Understanding the Basics of the RDSP


The Registered Disability Savings Plan (RDSP) is a Canada-wide registered matched savings plan specifically for Canadians with disabilities.

Here are some basics:

  • For every $1 put in an RDSP account, the federal government can (if your family income is below $87,123) match with up to $3! This is the Canada Disability Savings Grant.
  • For people living on a low-income (less than $25,356), the federal government will put in $1000 each year for 20 years! This is the Canada Disability Savings Bond.
  • For people living on an income between $25,356 – $43,561, they can still receive a partial bond.
  • Anyone can contribute to someone’s RDSP (friends, neighbours, family members, etc). It gives people who want to help a way to do so!
  • There is a lifetime contribution limit of $200,000, which can be made up of a few large payments or a series of small ones.
  • People with disabilities can choose what to do with the money when it comes out – there are no restrictions on how the money can be spent!
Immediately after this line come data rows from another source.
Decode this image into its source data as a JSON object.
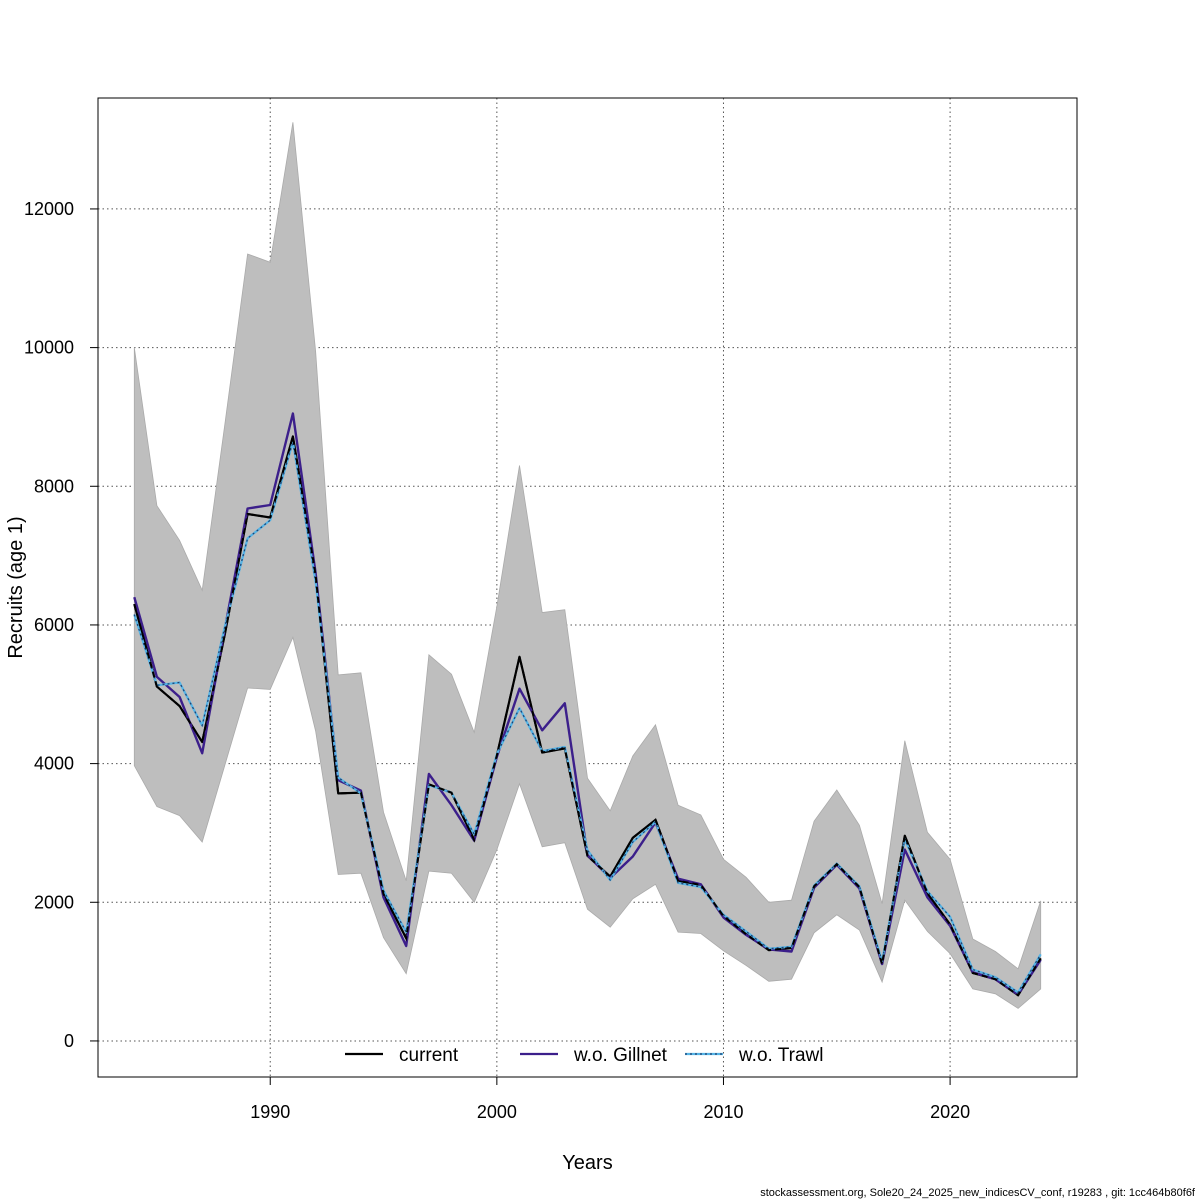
{
  "footer": "stockassessment.org, Sole20_24_2025_new_indicesCV_conf, r19283 , git: 1cc464b80f6f",
  "chart_data": {
    "type": "line",
    "title": "",
    "xlabel": "Years",
    "ylabel": "Recruits (age 1)",
    "xlim": [
      1982.4,
      2025.6
    ],
    "ylim": [
      -520,
      13600
    ],
    "xticks": [
      1990,
      2000,
      2010,
      2020
    ],
    "yticks": [
      0,
      2000,
      4000,
      6000,
      8000,
      10000,
      12000
    ],
    "grid": true,
    "x": [
      1984,
      1985,
      1986,
      1987,
      1988,
      1989,
      1990,
      1991,
      1992,
      1993,
      1994,
      1995,
      1996,
      1997,
      1998,
      1999,
      2000,
      2001,
      2002,
      2003,
      2004,
      2005,
      2006,
      2007,
      2008,
      2009,
      2010,
      2011,
      2012,
      2013,
      2014,
      2015,
      2016,
      2017,
      2018,
      2019,
      2020,
      2021,
      2022,
      2023,
      2024
    ],
    "band": {
      "name": "confidence interval",
      "color": "#bebebe",
      "upper": [
        10000,
        7720,
        7220,
        6500,
        8900,
        11350,
        11230,
        13250,
        9950,
        5280,
        5310,
        3300,
        2310,
        5570,
        5290,
        4450,
        6270,
        8300,
        6180,
        6220,
        3790,
        3320,
        4110,
        4560,
        3400,
        3260,
        2620,
        2360,
        2000,
        2030,
        3170,
        3620,
        3110,
        1980,
        4330,
        3010,
        2620,
        1470,
        1290,
        1040,
        2020
      ],
      "lower": [
        3970,
        3380,
        3250,
        2870,
        3980,
        5090,
        5070,
        5820,
        4470,
        2400,
        2420,
        1490,
        970,
        2450,
        2420,
        2000,
        2760,
        3710,
        2800,
        2860,
        1900,
        1640,
        2050,
        2260,
        1570,
        1550,
        1300,
        1090,
        860,
        890,
        1560,
        1820,
        1600,
        850,
        2030,
        1580,
        1260,
        750,
        680,
        470,
        750
      ]
    },
    "series": [
      {
        "name": "current",
        "color": "#000000",
        "style": "solid",
        "values": [
          6300,
          5110,
          4830,
          4310,
          5870,
          7600,
          7550,
          8720,
          6720,
          3570,
          3580,
          2120,
          1480,
          3700,
          3580,
          2900,
          4120,
          5540,
          4160,
          4220,
          2670,
          2370,
          2930,
          3190,
          2310,
          2250,
          1800,
          1540,
          1310,
          1340,
          2230,
          2550,
          2220,
          1110,
          2960,
          2130,
          1680,
          980,
          890,
          660,
          1190
        ]
      },
      {
        "name": "w.o. Gillnet",
        "color": "#3c1f8b",
        "style": "solid",
        "values": [
          6400,
          5250,
          4960,
          4150,
          5950,
          7680,
          7730,
          9050,
          6750,
          3760,
          3610,
          2070,
          1370,
          3850,
          3400,
          2890,
          4100,
          5080,
          4480,
          4870,
          2680,
          2350,
          2660,
          3150,
          2340,
          2260,
          1780,
          1530,
          1320,
          1290,
          2210,
          2540,
          2200,
          1110,
          2760,
          2070,
          1660,
          990,
          890,
          670,
          1170
        ]
      },
      {
        "name": "w.o. Trawl",
        "color": "#55b4e6",
        "style": "dotted",
        "values": [
          6150,
          5130,
          5170,
          4550,
          5980,
          7250,
          7510,
          8640,
          6620,
          3800,
          3570,
          2170,
          1570,
          3690,
          3580,
          2980,
          4140,
          4800,
          4180,
          4240,
          2750,
          2320,
          2870,
          3160,
          2280,
          2220,
          1820,
          1580,
          1330,
          1360,
          2240,
          2560,
          2230,
          1150,
          2910,
          2160,
          1790,
          1030,
          920,
          700,
          1250
        ]
      }
    ],
    "legend": {
      "position": "bottom-center",
      "entries": [
        "current",
        "w.o. Gillnet",
        "w.o. Trawl"
      ]
    }
  }
}
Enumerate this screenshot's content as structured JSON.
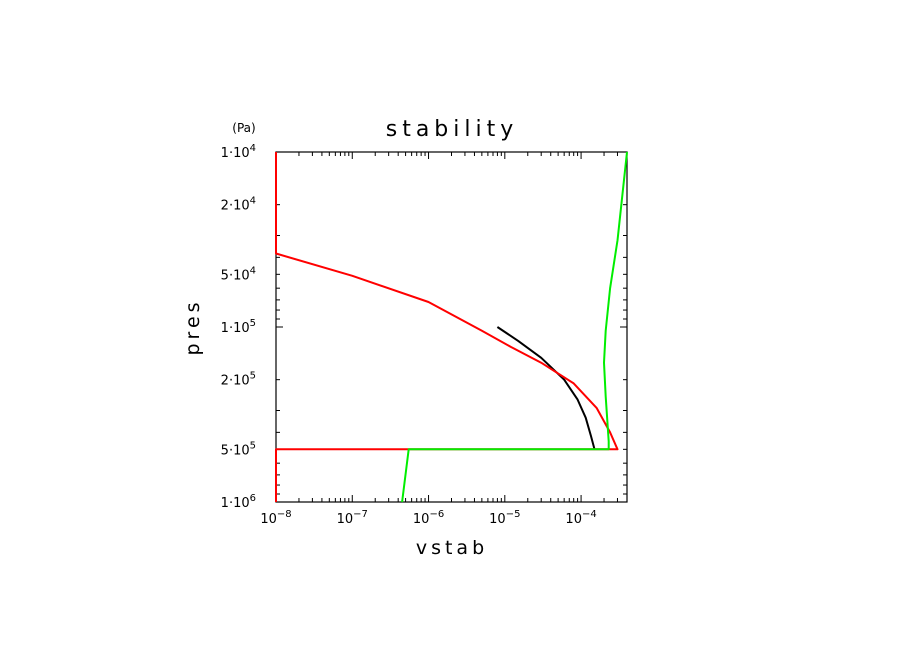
{
  "chart_data": {
    "type": "line",
    "title": "stability",
    "xlabel": "vstab",
    "ylabel": "pres",
    "yunit": "(Pa)",
    "xscale": "log",
    "yscale": "log",
    "y_inverted": true,
    "xlim": [
      1e-08,
      0.0004
    ],
    "ylim": [
      10000.0,
      1000000.0
    ],
    "grid": false,
    "legend": "none",
    "x_ticks": [
      {
        "value": 1e-08,
        "base": "10",
        "exp": "−8"
      },
      {
        "value": 1e-07,
        "base": "10",
        "exp": "−7"
      },
      {
        "value": 1e-06,
        "base": "10",
        "exp": "−6"
      },
      {
        "value": 1e-05,
        "base": "10",
        "exp": "−5"
      },
      {
        "value": 0.0001,
        "base": "10",
        "exp": "−4"
      }
    ],
    "y_ticks": [
      {
        "value": 10000.0,
        "mant": "1",
        "base": "10",
        "exp": "4"
      },
      {
        "value": 20000.0,
        "mant": "2",
        "base": "10",
        "exp": "4"
      },
      {
        "value": 50000.0,
        "mant": "5",
        "base": "10",
        "exp": "4"
      },
      {
        "value": 100000.0,
        "mant": "1",
        "base": "10",
        "exp": "5"
      },
      {
        "value": 200000.0,
        "mant": "2",
        "base": "10",
        "exp": "5"
      },
      {
        "value": 500000.0,
        "mant": "5",
        "base": "10",
        "exp": "5"
      },
      {
        "value": 1000000.0,
        "mant": "1",
        "base": "10",
        "exp": "6"
      }
    ],
    "series": [
      {
        "color": "#000000",
        "points": [
          [
            8e-06,
            100000.0
          ],
          [
            1.5e-05,
            120000.0
          ],
          [
            3e-05,
            150000.0
          ],
          [
            6e-05,
            200000.0
          ],
          [
            9e-05,
            260000.0
          ],
          [
            0.000115,
            330000.0
          ],
          [
            0.000135,
            420000.0
          ],
          [
            0.00015,
            500000.0
          ]
        ]
      },
      {
        "color": "#ff0000",
        "points": [
          [
            1e-08,
            10000.0
          ],
          [
            1e-08,
            38000.0
          ],
          [
            1e-07,
            51000.0
          ],
          [
            1e-06,
            72000.0
          ],
          [
            5e-06,
            105000.0
          ],
          [
            1.2e-05,
            130000.0
          ],
          [
            3e-05,
            160000.0
          ],
          [
            8e-05,
            210000.0
          ],
          [
            0.00016,
            290000.0
          ],
          [
            0.00024,
            400000.0
          ],
          [
            0.0003,
            500000.0
          ],
          [
            1e-08,
            500000.0
          ],
          [
            1e-08,
            1000000.0
          ]
        ]
      },
      {
        "color": "#00ee00",
        "points": [
          [
            0.0004,
            10000.0
          ],
          [
            0.0003,
            32000.0
          ],
          [
            0.00024,
            60000.0
          ],
          [
            0.00021,
            105000.0
          ],
          [
            0.0002,
            160000.0
          ],
          [
            0.00021,
            250000.0
          ],
          [
            0.00023,
            450000.0
          ],
          [
            0.00023,
            500000.0
          ],
          [
            5.5e-07,
            500000.0
          ],
          [
            4.5e-07,
            1000000.0
          ]
        ]
      }
    ]
  }
}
The RDSP is exempt from most provincial disability and income assistance benefits. It does not get clawed back and it does not reduce disability benefits payments.

Click here to find out how your province treats the RDSP.


If the parents of a baby born with a disability today contribute $1,500 a year to her RDSP for the next twenty years, the combination of matching grants, savings bond and compound interest will see her RDSP grow to about $250,000 by her thirtieth birthday. If she doesn’t withdraw it all at once, her RDSP will become worth more than half a million dollars over her lifetime.

That’s based on a total family contribution over twenty years of $30,000, or a little more than four dollars a day – the cost of a Tim Horton’s double-double and a doughnut.